According to a new study by the Insurance Institute for Highway Safety, incapacitation was the key factor in approximately 34% of lane-drift accidents studied as part of the research. Incapacitation here refers to a motorist dozing off while sleeping, blacking out in a medical emergency, or passing out under the influence of alcohol or drugs.

The research focused on approximately 630 lane-drift accidents that occurred between 2005 and 2007, and found that in approximately 17% of the accidents, the driver fell asleep at the wheel just before the accident. In another 17% of the crashes, the driver either blacked out at the wheel due to drug or alcohol use, or suffered a medical emergency like diabetic shock, seizure or heart attack.

When the researchers focused on accidents that resulted in serious injuries or fatalities, they found that approximately 21% of 124 lane-drift accidents involved drivers who were asleep, and another 21% involved drivers who were incapacitated due to drug or alcohol use or a medical emergency.

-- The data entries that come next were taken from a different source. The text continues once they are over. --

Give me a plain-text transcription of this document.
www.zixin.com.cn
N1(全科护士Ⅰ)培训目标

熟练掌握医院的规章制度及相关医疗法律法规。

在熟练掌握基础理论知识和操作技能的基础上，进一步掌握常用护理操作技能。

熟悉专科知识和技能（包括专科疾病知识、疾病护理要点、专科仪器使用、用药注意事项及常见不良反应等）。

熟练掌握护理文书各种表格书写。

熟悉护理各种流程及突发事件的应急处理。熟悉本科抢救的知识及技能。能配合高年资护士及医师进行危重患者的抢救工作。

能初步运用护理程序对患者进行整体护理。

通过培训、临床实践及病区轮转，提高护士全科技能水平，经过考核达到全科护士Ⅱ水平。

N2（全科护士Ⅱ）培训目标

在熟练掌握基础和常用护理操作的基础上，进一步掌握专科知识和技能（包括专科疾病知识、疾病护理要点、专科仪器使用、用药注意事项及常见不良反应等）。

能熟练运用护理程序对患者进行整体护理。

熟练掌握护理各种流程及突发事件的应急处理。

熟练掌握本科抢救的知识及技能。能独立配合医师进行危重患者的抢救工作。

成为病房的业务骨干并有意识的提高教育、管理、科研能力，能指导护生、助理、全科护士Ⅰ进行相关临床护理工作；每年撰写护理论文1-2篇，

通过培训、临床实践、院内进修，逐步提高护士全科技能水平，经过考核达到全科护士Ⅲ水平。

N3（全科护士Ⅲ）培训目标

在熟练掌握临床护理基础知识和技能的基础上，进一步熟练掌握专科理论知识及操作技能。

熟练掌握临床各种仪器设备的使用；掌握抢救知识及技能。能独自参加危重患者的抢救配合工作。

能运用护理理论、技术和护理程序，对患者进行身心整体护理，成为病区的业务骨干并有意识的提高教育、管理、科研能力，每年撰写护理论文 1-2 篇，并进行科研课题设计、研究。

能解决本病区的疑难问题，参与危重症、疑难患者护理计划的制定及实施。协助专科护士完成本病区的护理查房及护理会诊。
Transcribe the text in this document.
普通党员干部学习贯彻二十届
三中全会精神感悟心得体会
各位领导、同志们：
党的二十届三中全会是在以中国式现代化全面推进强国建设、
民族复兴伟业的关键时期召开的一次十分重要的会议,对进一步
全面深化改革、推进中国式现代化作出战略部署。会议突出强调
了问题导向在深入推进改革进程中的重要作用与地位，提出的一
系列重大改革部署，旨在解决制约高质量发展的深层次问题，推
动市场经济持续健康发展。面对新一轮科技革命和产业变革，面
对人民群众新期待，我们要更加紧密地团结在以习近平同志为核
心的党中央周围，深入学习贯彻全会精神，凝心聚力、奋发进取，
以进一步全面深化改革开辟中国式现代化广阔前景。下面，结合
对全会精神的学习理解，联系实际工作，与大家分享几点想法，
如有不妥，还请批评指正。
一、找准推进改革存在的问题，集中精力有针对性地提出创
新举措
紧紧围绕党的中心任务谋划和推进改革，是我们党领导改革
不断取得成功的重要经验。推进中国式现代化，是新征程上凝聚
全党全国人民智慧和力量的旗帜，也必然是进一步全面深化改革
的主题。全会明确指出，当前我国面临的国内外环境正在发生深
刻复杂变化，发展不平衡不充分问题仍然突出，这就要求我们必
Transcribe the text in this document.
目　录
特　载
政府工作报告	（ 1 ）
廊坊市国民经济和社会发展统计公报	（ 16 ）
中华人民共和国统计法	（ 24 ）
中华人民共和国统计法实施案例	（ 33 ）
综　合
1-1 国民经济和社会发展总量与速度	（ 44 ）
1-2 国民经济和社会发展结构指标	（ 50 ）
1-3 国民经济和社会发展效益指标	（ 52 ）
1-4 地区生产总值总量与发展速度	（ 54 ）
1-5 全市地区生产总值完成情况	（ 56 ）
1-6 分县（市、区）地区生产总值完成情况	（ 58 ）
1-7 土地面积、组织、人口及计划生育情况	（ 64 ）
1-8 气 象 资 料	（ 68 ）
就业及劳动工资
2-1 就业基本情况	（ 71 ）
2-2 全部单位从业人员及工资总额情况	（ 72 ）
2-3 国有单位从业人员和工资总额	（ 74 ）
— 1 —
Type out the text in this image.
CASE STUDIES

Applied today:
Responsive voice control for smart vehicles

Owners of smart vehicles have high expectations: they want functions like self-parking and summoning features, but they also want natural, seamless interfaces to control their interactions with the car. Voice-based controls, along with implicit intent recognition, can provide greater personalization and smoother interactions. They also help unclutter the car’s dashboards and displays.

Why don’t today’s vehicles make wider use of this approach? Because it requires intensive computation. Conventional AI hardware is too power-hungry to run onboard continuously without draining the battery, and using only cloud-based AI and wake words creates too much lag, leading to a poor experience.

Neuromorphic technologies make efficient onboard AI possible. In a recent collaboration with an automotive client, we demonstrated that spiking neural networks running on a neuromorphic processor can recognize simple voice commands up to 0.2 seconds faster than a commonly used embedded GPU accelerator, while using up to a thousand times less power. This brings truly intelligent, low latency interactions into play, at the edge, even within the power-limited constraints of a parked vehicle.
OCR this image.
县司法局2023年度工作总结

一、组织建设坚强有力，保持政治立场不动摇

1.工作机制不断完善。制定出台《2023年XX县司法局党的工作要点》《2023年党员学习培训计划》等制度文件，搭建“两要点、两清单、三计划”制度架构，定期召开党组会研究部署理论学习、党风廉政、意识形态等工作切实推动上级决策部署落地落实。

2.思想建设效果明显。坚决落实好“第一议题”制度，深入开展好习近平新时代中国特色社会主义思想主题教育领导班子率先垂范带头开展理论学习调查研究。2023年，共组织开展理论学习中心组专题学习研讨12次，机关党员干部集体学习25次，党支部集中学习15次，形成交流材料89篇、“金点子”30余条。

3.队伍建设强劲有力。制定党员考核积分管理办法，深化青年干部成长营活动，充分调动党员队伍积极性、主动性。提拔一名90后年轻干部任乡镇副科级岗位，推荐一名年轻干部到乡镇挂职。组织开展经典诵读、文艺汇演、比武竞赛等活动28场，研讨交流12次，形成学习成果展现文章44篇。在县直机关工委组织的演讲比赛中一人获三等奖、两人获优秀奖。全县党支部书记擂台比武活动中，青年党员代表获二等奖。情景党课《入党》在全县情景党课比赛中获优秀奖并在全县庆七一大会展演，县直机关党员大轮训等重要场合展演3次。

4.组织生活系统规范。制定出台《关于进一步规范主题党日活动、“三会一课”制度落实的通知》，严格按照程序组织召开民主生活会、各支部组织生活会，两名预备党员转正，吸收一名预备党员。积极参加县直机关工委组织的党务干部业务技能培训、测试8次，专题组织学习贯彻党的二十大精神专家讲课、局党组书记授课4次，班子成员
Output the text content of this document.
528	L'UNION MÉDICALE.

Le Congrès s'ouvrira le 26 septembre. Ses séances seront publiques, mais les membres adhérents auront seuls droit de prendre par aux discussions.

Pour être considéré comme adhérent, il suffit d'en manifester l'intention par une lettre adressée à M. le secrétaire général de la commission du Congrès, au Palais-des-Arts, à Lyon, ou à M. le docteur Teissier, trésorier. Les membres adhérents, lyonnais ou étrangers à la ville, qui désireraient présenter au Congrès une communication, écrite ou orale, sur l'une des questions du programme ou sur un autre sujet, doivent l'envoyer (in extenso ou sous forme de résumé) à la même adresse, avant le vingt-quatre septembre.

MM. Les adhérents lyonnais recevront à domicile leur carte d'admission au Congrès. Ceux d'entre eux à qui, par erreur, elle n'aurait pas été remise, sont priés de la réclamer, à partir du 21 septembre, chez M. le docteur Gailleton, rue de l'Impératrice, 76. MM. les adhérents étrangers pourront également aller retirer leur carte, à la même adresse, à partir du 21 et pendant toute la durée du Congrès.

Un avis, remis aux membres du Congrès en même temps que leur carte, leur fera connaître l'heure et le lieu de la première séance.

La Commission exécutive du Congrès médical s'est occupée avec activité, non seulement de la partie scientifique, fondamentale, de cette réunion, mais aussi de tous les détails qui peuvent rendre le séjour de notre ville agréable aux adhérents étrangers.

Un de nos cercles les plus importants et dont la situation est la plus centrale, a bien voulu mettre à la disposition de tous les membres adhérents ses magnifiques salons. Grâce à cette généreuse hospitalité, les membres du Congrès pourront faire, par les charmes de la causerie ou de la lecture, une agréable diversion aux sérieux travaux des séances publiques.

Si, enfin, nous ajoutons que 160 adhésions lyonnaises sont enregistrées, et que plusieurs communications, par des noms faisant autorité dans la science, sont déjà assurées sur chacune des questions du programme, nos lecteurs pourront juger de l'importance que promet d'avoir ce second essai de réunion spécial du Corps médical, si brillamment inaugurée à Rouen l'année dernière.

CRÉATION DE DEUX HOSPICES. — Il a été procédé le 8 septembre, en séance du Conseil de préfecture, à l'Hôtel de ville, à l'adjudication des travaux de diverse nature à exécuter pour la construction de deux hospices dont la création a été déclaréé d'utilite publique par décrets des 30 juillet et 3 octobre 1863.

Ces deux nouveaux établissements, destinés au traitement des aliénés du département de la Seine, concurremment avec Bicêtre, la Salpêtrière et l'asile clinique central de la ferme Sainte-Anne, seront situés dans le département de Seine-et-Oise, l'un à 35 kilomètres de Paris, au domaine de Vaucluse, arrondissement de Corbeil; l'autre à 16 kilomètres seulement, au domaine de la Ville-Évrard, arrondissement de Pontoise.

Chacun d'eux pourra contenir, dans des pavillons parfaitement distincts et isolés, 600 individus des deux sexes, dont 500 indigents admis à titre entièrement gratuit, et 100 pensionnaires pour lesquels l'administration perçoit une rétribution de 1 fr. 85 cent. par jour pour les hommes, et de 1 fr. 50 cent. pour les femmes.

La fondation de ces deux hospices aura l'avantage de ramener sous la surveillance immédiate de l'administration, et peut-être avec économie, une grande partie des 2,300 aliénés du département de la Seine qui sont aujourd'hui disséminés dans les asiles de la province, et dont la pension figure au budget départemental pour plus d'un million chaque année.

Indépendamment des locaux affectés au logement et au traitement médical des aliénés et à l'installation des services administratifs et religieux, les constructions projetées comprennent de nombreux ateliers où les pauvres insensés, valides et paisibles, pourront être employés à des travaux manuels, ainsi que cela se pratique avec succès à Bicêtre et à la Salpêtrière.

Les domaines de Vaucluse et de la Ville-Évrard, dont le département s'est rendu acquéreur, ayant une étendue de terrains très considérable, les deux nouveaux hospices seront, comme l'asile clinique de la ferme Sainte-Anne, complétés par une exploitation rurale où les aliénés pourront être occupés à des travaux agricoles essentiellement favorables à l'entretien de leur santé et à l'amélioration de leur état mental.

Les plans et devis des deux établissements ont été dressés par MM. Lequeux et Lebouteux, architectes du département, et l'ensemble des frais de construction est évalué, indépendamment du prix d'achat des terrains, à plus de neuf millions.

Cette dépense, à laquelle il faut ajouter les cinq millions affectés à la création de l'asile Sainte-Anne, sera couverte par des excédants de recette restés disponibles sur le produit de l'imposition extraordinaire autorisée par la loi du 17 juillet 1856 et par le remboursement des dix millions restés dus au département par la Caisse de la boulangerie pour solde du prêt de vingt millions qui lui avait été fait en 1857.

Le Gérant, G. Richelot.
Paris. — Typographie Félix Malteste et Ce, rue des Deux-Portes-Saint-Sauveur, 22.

The researchers also found that lane-drift accidents are the result of poor control by the driver, distraction, and drunk driving as well as other physical factors.

These are interesting findings because many newer technologies focus on accidents that are caused as a result of lane departures. These so-called lane departure warning systems specifically warn a driver when he is in danger of moving out of his lane by a visible or audible alert to the driver.  This technology has been shown to save lives and will hopefully be mandated in the future for all vehicles.